“Nexus, your familiar,” Rune said with a half-smile, though no amusement reached his burning gaze. “He found Lord Zuma and your knight in the city and brought them to me when I couldn’t breach the castle alone. They came to your aid.”
His expression shifted, and she sensed his bitterness at not being able to save her himself. But underneath his anger was gratitude. Alora couldn’t help but hope this meant perhaps he and Caelum could one day be friends.
Rune’s mouth twitched.I admire your optimism.
Caelum cut down the last soldier as he turned to them. At the sight of her, relief and worry crossed his features. “Prince Eldrik and some of his retinue escaped,” he told Rune.
His stiffen, his grip tensing, but Rune’s resolute expression didn’t change.
“I will gather my herd to track him,” Zuma offered.
“No need,” Rune turned toward the Grand Hall. “He will not escape this land alive.”
Shadows surged around them again, pulling her into him. The entryway vanished. When her vision cleared, they were in a grand, candlelit chamber soaked in blood.
A wave of cold horror fell over her skin.
The throne room had become a feast of carnage.
Bodies of Calveron soldiers were splayed like grotesque decorations, some speared clean through the walls, their limbs twitching; others crumpled across the banquet table, heads severed and missing entirely. Red slicked the marble floors in rivers, pooling beneath slumped torsos and severed arms still clutching useless blades. A soldier lay bisected at the waist, his spine like a broken stem, while another was pinned to a pillar by his own spear driven through his throat.
Outside, the Calveron banners burned.
The stink of entrails and smoke hung thick in the air, as if the castle itself was choking on the violence.

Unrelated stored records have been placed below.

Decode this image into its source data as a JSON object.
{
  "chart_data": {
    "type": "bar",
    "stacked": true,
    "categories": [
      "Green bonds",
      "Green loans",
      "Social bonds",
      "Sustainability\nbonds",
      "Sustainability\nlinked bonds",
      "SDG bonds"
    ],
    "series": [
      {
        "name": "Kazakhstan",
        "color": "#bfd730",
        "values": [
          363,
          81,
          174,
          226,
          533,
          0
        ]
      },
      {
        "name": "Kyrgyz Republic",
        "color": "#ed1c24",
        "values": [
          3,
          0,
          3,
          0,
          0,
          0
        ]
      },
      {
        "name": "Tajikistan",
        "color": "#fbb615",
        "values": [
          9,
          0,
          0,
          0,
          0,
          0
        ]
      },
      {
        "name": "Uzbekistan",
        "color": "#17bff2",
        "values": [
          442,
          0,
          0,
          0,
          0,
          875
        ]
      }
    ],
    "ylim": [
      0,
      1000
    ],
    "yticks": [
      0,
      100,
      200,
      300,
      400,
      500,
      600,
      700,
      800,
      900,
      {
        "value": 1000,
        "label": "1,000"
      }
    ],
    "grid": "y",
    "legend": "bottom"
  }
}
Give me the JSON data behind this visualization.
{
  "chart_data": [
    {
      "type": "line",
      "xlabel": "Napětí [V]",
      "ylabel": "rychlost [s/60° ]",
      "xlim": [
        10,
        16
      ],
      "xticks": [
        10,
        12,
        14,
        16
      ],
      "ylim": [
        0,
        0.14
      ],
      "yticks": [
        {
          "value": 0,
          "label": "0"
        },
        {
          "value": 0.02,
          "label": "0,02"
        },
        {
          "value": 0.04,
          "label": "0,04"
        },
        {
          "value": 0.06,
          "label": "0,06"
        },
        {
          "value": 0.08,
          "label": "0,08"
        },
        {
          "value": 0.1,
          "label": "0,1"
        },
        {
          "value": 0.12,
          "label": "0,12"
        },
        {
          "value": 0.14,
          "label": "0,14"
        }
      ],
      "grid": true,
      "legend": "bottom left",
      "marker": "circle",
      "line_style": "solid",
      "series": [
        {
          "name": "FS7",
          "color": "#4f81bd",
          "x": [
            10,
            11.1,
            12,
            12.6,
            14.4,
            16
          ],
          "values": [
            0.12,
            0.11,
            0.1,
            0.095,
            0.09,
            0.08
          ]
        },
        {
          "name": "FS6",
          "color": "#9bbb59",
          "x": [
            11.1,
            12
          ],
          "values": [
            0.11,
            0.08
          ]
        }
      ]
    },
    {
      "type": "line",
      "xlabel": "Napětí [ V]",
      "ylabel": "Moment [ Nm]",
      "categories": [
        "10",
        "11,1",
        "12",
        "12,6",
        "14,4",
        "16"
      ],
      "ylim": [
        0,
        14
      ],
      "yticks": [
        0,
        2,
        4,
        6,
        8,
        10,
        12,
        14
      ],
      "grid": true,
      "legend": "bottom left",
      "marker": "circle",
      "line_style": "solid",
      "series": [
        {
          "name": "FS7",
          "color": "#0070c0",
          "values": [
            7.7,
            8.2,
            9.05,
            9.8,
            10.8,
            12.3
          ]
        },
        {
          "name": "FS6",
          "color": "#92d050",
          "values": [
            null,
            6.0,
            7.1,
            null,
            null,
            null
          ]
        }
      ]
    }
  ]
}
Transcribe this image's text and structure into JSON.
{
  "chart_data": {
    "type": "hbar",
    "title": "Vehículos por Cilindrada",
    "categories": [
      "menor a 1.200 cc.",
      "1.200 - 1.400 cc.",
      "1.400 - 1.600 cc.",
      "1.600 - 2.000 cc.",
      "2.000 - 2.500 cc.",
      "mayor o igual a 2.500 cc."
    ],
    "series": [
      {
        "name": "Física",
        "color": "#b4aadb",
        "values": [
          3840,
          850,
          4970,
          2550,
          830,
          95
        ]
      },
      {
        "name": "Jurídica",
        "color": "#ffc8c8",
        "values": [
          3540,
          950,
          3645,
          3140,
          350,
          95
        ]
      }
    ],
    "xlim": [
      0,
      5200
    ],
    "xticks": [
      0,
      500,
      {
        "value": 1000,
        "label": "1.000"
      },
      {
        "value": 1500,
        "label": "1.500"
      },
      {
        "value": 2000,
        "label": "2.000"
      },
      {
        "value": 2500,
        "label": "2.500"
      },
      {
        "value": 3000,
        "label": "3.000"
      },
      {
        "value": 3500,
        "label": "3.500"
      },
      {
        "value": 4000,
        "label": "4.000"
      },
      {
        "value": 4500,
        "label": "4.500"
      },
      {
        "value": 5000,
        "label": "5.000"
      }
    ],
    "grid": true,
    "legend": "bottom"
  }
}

Calla moved like a dancer through the ruin, blades singing. Hadeon jerked his hammer free from the back of a fae, bone-cracking with the force. Deimos was a silent phantom, appearing behind soldiers in poofs of smoke, severing throats with his claws and vanish again, leaving them choking on their blood on the floor. The three Harbingers were a storm of wrath and precision, each a different flavor of death.
And there was no mercy left to give.
Rune tilted his head, shadows licking up his arms like eager pets. “Murder and mayhem, my queen.”
She was frozen, staring at the carnage. She didn’t move. Couldn’t. She was equal parts horrified and … gratified. And the thought made her sick.
Rune’s shadows coiled tighter, then swept her off her feet. In the blink of an eye, they appeared on the throne with her seated on his lap.
Calla dragged the General of the Calveron army forward, forcing him down on his knees. Alora trembled, feeling like she had seen this before.
“Where is your prince going?” Rune asked.
The fae shook, his jaw tense. He was as white as a sheet, but brave enough to hold Rune’s gaze. “God of Shadows, forgive us. We should not have offended you. If we had known?—”
Black smoke lashed out and severed the head off a soldier’s neck behind the general.
“Do not speak lies to the founder of them.” Rune snarled, his voice dropping with an eerie resonance. Darkness swarmed across the floor. “The walls of this castle have been lined with spells to keep me out.”
Shadows slashed another soldier in half.
“Eldrik knew exactly who he took, and he thought his wards were enough to protect him from me.”
With a brutal snap, a spear of shadow pierced another Calveron soldier through the face, pinning him to the wall. The General shook, the front of his trousers growing wet. The torches went out one by one, darkness swallowing the room.
No light, but the red of demon eyes.
“Make no mistake, General.” Rune’s voice filled the chamber with a ruthless calm that made Alora shiver.“The Calveron line will end tonight. Your names will be forgotten in the ash, your bones consumed by the earth. I have no mercy to spare but this. Your answer will determine how quick and painless your deaths will be.”
The of Alora’s heart thundered in her ears.
She looked away once Rune got his answer.